While this thruster could be fitted to CubeSats, it is ideally aimed for slightly larger satellites, in the range of 10 to 500 kilograms (by comparison, GPS satellites weigh about 2,000 kilograms each). Its dimensions and capabilities could also be modified on a case by case basis, depending on whether the satellite was destined for Earth orbit, or more exotic locations beyond it.
"I think it would be great to have an engine on a small satellite going to the Moon," Aanesland said, after I asked her how she'd like to see her prototype develop. "That is more the scientist speaking. To be able to power the small satellites for technology, imaging, and the Internet would also be quite an achievement."

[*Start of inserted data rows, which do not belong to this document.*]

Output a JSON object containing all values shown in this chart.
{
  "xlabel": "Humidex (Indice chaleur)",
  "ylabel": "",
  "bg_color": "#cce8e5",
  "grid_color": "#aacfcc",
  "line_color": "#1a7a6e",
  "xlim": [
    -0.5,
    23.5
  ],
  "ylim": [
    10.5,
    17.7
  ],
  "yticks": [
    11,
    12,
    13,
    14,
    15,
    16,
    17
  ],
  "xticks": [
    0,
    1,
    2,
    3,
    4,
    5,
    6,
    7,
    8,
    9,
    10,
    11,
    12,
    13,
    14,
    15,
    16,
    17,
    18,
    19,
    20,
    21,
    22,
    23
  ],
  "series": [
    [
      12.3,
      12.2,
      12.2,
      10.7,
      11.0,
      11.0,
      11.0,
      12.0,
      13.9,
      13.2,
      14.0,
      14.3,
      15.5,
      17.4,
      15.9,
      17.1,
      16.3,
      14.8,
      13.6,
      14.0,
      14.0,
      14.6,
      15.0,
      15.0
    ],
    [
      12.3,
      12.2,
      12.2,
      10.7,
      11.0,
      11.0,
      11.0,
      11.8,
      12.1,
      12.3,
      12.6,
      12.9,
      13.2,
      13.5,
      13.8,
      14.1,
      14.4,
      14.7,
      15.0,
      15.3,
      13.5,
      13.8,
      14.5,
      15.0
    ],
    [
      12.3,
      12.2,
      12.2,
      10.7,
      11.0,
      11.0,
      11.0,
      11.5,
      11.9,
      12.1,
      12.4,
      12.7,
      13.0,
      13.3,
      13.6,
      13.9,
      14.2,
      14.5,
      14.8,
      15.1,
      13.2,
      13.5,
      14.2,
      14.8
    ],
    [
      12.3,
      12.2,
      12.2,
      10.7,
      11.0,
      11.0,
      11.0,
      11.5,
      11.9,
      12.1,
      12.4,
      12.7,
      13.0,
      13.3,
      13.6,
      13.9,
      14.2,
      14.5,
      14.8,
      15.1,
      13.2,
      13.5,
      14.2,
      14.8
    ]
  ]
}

"What small sats might also do [is] save missions that are already launched," she added. "Maintenance, repair, diagnosis of why a big satellite doesn't work anymore, or a realtime analysis of operating systems in space—these kinds of activities, for example."
Along those lines, mobile nanosatellites could also provide a crucial means of cutting down on space debris. "[CubeSats] that are in higher orbits are not beneficial at all because they become orbital debris, falling down over spacecraft," Lozano explained.
"Having propulsion can help you in both ways," he said. "One is allowing these satellites in higher orbits to reenter the atmosphere at the end of their lifetimes, and the other one is to push them back up, and do some exciting stuff in higher orbits." Both tactics would cut down on excessive space junk, which has long been noted as a downside to the rise of CubeSats and other cheap satellite platforms.
Both Lozano and Aanesland plan to have their propulsion concepts tested in space within the next few years, and once any kinks are worked out, they will be ready to literally propel the next generation of microsatellites to new frontiers.
Smaller, cheaper satellites have already brought low Earth orbit within reach of the average space dreamer. Soon, these scaled-down thrusters will extend that reach to the Moon, Mars, or even more distant destinations like Jupiter's moon Europa or Saturn's moon Titan. The nanosatellite revolution may have already begun, but now it's gearing up for the next big boost.